セカンドオピニオンの推奨の積極差が出ているのではないかと思うが如何か。HP掲載も含め全て来年の受けようとする医療機能審査にまかせるのか。
市民への啓発活動
・市長
 セカンドオピニオンについては昨年の答弁では市長と病院長の考えは違っていた。市民病院での癌の手術件数からして、また年間のガン死亡と思われる数字からしてもこのセカンドオピニオン数は少ないと思う。
 そこで以下は市長に伺う。
 昨年の市長答弁により今年3月セカンドオピニオンシンポジウムが公開で実施されたことは医師や看護師からも評価されている。
 しかし1度の啓発やシンポで市民に浸透するとは到底思えない。またセカンドオピニオンは始めて癌を告知する場合や手術の選択など第1段階での制度と思われがちだが、病状の経過と共にそれぞれの段階で必要であり、特に終末期を迎える場合も重要である。また今日医療事故が報道されない日はないほどよく起きているがインフォー
ムドコンセントとセカンドオピニオンの組み合わせにより患者家族の側から医療ミスを回避することも出きる。セカンドオピニオンを有効にすれば患者にとってメリットが多いシステムである。そこで更に啓発事業に努めて貰いたい。医師会、看護協会などとの連係はもちろんだが他医療NPOとの連係なども視野に入れて欲しいがどうか。
・セカンドオピニオンの有料性について
・病院長、市長
 セカンドオピニオンは時間がかるシステムであり、診療中に次の患者を待たせて行うべき内容でもない。患者の利益のための特別メニューであるのだから普及すればするほど、また患者の意識が高まれば高まるほど現行制度では病院経営を圧迫する。
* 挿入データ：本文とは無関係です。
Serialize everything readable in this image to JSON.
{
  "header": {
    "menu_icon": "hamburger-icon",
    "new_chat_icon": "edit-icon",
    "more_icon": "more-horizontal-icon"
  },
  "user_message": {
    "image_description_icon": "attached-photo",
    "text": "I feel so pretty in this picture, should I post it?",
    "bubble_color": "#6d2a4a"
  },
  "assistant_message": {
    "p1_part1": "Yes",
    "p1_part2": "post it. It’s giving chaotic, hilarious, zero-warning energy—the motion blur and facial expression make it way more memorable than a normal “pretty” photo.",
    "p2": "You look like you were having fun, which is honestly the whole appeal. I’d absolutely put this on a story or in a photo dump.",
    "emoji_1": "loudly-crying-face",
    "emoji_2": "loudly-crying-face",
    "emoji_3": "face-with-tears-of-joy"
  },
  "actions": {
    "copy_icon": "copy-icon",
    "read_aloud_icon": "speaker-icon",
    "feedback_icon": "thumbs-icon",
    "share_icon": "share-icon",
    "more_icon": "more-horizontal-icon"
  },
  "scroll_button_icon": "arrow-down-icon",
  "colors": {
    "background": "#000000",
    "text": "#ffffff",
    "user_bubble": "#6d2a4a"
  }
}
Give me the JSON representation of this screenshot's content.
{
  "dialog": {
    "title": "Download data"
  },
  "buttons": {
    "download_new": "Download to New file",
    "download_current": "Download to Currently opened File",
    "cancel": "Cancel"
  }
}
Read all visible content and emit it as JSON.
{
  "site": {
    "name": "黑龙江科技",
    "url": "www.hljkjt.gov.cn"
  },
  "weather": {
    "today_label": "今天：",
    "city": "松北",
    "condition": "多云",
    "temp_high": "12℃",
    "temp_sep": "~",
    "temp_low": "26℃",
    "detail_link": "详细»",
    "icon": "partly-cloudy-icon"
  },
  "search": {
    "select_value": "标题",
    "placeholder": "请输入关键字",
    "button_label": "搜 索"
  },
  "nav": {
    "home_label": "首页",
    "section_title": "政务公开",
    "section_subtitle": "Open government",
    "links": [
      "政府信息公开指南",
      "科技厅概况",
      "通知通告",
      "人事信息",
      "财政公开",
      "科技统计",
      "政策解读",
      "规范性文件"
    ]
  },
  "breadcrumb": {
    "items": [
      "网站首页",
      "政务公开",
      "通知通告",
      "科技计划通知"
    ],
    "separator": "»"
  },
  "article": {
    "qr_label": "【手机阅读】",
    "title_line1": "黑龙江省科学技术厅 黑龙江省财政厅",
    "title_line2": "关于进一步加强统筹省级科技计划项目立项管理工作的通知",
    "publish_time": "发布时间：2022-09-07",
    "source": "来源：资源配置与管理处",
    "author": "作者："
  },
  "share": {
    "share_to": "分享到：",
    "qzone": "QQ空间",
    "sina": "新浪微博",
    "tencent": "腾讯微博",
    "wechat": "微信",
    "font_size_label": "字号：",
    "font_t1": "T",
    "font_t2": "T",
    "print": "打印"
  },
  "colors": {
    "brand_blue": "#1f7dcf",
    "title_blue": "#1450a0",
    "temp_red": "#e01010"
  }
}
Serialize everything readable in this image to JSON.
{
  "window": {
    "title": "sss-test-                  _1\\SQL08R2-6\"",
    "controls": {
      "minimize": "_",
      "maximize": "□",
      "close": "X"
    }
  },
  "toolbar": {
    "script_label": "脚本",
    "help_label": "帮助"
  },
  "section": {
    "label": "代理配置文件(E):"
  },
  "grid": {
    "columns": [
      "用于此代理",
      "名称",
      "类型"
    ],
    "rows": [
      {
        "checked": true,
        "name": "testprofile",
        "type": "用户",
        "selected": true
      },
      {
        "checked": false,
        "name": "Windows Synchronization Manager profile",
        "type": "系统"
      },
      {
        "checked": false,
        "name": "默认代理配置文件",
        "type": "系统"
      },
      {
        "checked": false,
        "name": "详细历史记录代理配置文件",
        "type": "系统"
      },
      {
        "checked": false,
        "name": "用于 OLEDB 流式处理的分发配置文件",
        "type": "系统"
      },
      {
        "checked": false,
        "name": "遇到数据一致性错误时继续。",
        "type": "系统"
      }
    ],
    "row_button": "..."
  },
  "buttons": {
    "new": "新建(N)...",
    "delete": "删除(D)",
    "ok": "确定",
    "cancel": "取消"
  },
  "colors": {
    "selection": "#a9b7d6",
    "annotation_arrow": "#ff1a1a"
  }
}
 そこで昨年来病院担当部長に有料性の検討を求めていたが、今回有料性は考えずとの回答を市民病院から得た。誠に残念である。
公的病院が有料性を取るわけには行かないとの意見もあるようだが国家公務員共済系の病院や県立病院など公的病院でも有料性に踏み切りだしてきた。額と時間は1万円から3万円、30分単位や1時間とあるようだが、私の経験では早くて40分、長くて1時間以上かかった。自分の一生を左右する情報をプロから時間をかけて聞くのだから有料性論議は当然と思う。セカンドオピニオンを患者側からも医師の側からも充実させるにも有料化は必要だ。
 病院長の答えと共に市長の考えもこの際伺っておきたい。
5、患者のメリットを最大限に考える
・市長に
 住んでみたいみたい町のなかに良質な医療を受けられることも重要だと思う。患者の権利と尊厳を確立するシステム作りにむかえば医療面からも住んでいたい横須賀になるのではないか。
ガン患者は自分で考えることが出きる、それだけにマイナスに作用すると鬱傾向が出やすい。この点精神的ケアも必要で、海の手文化都市の中で横須賀の特色をいかした自然との触れあいなどのケア体制など全市的取り組みを考えて欲しい。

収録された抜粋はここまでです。